D.C. Schools Chancellor Kaya Henderson is interviewed at her office in… (MATT MCCLAIN/THE WASHINGTON…)
One in six traditional D.C. public schools is targeted for closure under a plan put forth Tuesday by Chancellor Kaya Henderson, the latest sign of a system facing budget pressures and increased competition from fast-growing charter schools.
The chancellor said her plan would shift resources from maintaining under-enrolled schools to focus on improving academic programs.
The 20 schools marked for closure are spread across six city wards but are concentrated in Northeast Washington and east of the Anacostia River. They include the first neighborhood high school in recent memory that would close — Spingarn in Northeast — and two middle schools that would be absorbed into high schools, creating a pair of sixth-through-12th-grade secondary campuses.
Altogether, the targeted schools enroll about 3,000 students who would be sent to other buildings with available space.
Henderson said she plans to keep most of the vacated buildings under DCPS control, finding community uses until enrollment rebounds to reopen them. She said some of the buildings could be rented to charter schools, accelerating the growth of the publicly funded but independently run schools. They now enroll more than 40 percent of D.C. students, up from about 31 percent five years ago.
Henderson said she believes in “a strong and growing system of traditional neighborhood public schools” but acknowledged that in some neighborhoods, the majority of parents have opted for charter schools.
“There are neighborhoods where we have not been successful after multiple tries and many years,” she said, “and there is a high-performing charter that has cracked the nut.”
Four years ago, then-Chancellor Michelle A. Rhee closed 23 schools, igniting angry protest and long-lasting political backlash. Henderson hopes to avoid a similar reaction. She has banked on the idea that communities will be more willing to accept closures if they’ve had a chance to hear and respond to her plans.
But on Tuesday, she did not seem willing to significantly reduce the number of schools to be closed. To meet the system’s ambitious goals for lifting student achievement, “we cannot continue to invest in the same things that we have been investing in,” she said. “We need to make more radical progress, and that means concentrating our resources on things that we know affect teaching and learning.”
As deputy to Mayor Vincent C. Gray (D), Henderson can carry out the plan without the approval of the D.C. Council.

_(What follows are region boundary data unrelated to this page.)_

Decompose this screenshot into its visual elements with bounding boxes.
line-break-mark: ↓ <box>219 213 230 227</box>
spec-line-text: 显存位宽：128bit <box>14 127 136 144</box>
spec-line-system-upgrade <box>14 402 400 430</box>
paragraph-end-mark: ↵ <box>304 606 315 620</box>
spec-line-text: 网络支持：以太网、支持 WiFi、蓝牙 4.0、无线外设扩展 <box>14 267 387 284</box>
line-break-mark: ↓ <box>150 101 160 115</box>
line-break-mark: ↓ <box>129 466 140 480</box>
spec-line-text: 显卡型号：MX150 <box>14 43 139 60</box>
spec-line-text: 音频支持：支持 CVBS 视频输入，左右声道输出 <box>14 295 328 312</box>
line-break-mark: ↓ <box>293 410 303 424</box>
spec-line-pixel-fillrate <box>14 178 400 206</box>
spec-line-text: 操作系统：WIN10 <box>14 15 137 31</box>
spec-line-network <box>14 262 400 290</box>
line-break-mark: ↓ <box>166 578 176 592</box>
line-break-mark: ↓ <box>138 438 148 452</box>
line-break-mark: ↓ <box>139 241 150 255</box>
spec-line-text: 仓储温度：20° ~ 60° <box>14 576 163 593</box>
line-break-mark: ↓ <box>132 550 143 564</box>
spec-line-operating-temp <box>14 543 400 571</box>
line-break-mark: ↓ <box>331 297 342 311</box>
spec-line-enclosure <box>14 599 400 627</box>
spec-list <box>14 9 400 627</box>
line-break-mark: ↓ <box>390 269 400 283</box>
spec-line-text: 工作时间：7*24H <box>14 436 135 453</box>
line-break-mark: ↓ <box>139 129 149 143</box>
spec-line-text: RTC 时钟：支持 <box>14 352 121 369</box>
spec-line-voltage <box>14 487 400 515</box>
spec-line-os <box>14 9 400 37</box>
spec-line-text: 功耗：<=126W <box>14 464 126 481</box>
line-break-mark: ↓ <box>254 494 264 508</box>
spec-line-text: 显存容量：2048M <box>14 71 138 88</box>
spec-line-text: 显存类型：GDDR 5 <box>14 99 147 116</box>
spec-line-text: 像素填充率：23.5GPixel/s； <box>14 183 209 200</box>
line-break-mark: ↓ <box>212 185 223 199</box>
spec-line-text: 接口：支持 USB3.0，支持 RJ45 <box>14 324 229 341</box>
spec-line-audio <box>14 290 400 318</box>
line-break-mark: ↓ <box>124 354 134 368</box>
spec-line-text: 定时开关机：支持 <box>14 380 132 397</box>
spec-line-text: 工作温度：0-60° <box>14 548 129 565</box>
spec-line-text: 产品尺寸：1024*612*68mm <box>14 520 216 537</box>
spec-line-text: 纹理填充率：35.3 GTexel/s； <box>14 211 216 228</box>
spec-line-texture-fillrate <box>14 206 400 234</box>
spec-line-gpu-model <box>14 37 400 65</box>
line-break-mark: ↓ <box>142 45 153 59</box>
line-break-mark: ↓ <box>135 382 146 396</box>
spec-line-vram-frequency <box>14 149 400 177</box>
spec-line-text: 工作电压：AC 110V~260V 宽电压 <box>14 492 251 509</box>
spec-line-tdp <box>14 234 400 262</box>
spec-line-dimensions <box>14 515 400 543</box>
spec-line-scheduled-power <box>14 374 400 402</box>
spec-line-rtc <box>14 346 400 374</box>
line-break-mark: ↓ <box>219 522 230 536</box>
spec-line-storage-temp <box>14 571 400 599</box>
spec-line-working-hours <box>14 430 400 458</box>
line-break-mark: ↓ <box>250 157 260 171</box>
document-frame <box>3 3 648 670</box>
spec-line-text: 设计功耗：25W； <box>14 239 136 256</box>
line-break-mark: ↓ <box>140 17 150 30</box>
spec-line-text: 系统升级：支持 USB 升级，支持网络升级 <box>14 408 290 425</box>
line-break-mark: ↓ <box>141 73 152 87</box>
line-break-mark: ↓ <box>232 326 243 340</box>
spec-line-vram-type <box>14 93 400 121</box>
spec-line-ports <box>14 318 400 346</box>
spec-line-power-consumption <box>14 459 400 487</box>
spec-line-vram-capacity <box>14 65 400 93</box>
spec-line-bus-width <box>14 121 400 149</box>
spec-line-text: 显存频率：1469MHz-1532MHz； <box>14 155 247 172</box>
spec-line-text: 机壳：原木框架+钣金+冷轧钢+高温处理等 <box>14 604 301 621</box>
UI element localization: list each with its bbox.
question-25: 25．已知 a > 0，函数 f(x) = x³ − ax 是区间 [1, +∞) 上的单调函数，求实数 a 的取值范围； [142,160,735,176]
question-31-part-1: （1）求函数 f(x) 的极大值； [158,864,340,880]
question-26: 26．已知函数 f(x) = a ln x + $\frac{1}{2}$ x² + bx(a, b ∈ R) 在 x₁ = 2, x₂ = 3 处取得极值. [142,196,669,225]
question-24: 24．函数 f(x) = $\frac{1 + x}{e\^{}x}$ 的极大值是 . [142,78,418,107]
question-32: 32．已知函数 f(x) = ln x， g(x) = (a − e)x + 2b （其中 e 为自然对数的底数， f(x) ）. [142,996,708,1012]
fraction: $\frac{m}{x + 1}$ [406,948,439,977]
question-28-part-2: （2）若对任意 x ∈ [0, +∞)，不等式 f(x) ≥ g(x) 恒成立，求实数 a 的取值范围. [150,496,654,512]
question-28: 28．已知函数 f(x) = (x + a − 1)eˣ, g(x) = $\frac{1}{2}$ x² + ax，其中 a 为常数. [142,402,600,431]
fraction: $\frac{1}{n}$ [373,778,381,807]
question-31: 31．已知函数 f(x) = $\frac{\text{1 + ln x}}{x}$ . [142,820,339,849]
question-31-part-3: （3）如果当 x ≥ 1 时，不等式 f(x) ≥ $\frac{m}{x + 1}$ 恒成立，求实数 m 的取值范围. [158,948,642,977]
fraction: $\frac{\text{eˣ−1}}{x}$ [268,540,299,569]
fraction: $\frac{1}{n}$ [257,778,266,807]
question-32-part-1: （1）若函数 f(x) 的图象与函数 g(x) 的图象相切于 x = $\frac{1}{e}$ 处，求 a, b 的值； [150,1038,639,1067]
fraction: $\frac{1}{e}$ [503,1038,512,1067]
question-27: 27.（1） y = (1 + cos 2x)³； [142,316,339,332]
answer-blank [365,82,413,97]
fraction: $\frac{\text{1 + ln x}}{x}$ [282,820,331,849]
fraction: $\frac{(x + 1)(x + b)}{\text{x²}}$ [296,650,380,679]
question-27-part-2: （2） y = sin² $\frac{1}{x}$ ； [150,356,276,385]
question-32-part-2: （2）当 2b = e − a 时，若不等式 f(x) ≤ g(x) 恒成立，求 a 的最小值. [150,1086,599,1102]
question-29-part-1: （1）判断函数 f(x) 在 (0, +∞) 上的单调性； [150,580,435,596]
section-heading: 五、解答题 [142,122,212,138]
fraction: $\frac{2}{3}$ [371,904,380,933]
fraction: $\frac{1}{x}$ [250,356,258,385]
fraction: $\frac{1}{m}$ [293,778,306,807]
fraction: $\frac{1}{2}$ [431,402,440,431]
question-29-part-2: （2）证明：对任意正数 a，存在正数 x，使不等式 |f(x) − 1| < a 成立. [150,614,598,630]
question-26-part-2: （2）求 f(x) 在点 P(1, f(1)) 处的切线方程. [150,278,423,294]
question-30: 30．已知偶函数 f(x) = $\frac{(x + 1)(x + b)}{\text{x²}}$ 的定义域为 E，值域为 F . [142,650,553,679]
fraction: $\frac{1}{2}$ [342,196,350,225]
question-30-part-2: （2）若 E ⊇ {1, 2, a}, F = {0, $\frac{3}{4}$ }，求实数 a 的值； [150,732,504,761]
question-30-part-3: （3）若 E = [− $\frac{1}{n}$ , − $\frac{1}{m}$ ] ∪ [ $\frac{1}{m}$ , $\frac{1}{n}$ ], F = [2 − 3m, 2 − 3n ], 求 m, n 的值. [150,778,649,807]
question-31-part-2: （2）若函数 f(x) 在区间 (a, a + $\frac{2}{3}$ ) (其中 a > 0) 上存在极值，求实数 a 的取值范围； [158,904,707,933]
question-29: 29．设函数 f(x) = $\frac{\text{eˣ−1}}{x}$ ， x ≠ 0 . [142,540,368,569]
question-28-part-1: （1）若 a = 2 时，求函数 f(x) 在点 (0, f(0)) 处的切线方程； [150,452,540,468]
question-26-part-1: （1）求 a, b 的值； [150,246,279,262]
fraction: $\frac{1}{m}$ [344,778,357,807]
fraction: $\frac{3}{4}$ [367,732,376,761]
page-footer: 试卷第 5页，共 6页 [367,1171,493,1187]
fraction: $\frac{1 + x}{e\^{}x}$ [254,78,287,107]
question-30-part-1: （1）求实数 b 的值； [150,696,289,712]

She said she is eager for community input about how to use vacated buildings, emphasizing that too many school buildings were left empty for years after the 2008 closings.
“Communities feel like a school closing means divesting from a community, and we don’t want that to happen,” she said. “My commitment is to find a new use for each of the buildings that are no longer occupied by our schools.”
As news of the closures began to spread Tuesday, some parents were shocked, angry and already promising a fight.
“It’s like a kick in the teeth,” said Ann McLeod, president of the PTA at Garrison Elementary in Northwest, which is slated to be closed under Henderson’s plan and turned into a community arts center. Its students would be sent to nearby Seaton Elementary.
McLeod said Garrison has been gathering momentum in recent years, drawing attention and buzz from the neighborhood’s growing number of young families. “I just don’t see that closing Garrison and moving us to Seaton is going to get any more students enrolled into DCPS,” McLeod said. “In fact, it might get fewer.”
Her concerns echo those of activists who have been rallying in opposition to the proposed closures in recent weeks. They argue that shuttering buildings could drive students out of the traditional public school system, accelerate enrollment losses and lead to further closures in the years ahead.
Students from schools closed during the Rhee era were twice as likely to enroll in public charter schools as students from other DCPS schools, leading to a loss of enrollment that cost the school system about $5 million in 2009, according to a study by three think tanks.
“We’ve suffered a lot of school closures, and it’s not so much that we’re not willing to accept any school closures ever, but we want to start making smart decisions,” said Eboni-Rose Thompson, chair of the Ward 7 Education Council, which has called for a moratorium on closures.
A controversial study commissioned by the city this year recommended closing dozens of schools with low performance on standardized tests, but Henderson said academic achievement was not part of her closure calculus. Instead, schools were identified for possible closure based on low enrollment, the condition of the facility and the availability of space for displaced students in nearby buildings.